For the buyout of the residual 86 per cent, Jyothy would need to raise money. It had Rs 270 crore in banks, of which Rs 60 crore was used for buying the 14.9 per cent stake from Muthiah. The balance sheet is not leveraged at all: It’s a debt-free company. And that gives them enough flexibility to complete the transaction on their balance sheet.

Despite this, Jyothy has roped in ICICI Bank for an assured credit line. Moreover, Henkel India’s existing debt of Rs 520 crore, with guarantees from its German parent, will also get transferred.
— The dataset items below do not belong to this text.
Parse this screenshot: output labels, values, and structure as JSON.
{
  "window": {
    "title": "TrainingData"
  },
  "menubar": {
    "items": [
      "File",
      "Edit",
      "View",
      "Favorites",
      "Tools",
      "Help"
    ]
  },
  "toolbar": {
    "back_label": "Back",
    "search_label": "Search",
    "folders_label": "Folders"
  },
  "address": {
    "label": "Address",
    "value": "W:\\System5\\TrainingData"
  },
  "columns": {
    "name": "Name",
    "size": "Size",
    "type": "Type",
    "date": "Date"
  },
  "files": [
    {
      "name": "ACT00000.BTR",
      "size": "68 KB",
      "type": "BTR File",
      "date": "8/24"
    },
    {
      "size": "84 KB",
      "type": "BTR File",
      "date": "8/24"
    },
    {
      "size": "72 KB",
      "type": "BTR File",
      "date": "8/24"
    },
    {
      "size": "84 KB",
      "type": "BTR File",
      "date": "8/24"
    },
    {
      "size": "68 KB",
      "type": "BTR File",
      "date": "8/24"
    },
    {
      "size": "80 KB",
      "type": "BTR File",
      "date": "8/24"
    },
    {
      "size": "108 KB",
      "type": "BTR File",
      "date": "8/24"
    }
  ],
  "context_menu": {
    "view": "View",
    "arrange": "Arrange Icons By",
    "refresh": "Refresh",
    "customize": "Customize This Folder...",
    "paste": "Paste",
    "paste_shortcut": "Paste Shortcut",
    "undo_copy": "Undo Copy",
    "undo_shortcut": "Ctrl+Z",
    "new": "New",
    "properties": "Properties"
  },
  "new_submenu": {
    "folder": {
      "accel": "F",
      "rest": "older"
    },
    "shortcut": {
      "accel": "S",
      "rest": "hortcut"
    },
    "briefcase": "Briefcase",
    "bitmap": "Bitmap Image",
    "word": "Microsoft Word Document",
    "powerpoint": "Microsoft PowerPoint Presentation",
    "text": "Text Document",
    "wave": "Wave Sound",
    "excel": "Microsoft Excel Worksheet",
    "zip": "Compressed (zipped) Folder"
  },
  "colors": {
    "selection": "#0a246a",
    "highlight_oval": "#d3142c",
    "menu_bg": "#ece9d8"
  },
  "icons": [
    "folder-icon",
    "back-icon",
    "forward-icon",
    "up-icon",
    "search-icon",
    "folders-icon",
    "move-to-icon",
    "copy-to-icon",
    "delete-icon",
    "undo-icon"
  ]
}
So, ICICI and a clutch of Indian banks are expected to “takeout” the existing creditors like HSBC and Deutsche Bank.

Why would Jyothy need a PE sponsor to partner in the deal? Jyothy has existing QIP investors who came in at a much higher price of Rs 282 per share. So, after the Henkel buyout, analysts expect many would like to exit at a profit. That is where Apax can come in, via a combination of preferential allotment and secondary sale of shares.

Jyothy Labs shares today closed at Rs 216.75 on the Bombay Stock Exchange. “The PE placement will happen at Jyothy, not Henkel India. But it will happen later, once the deal is all stitched up. In my view, Apax will come on board in the next four-six months, after the Henkel open offer,” said a person in the know.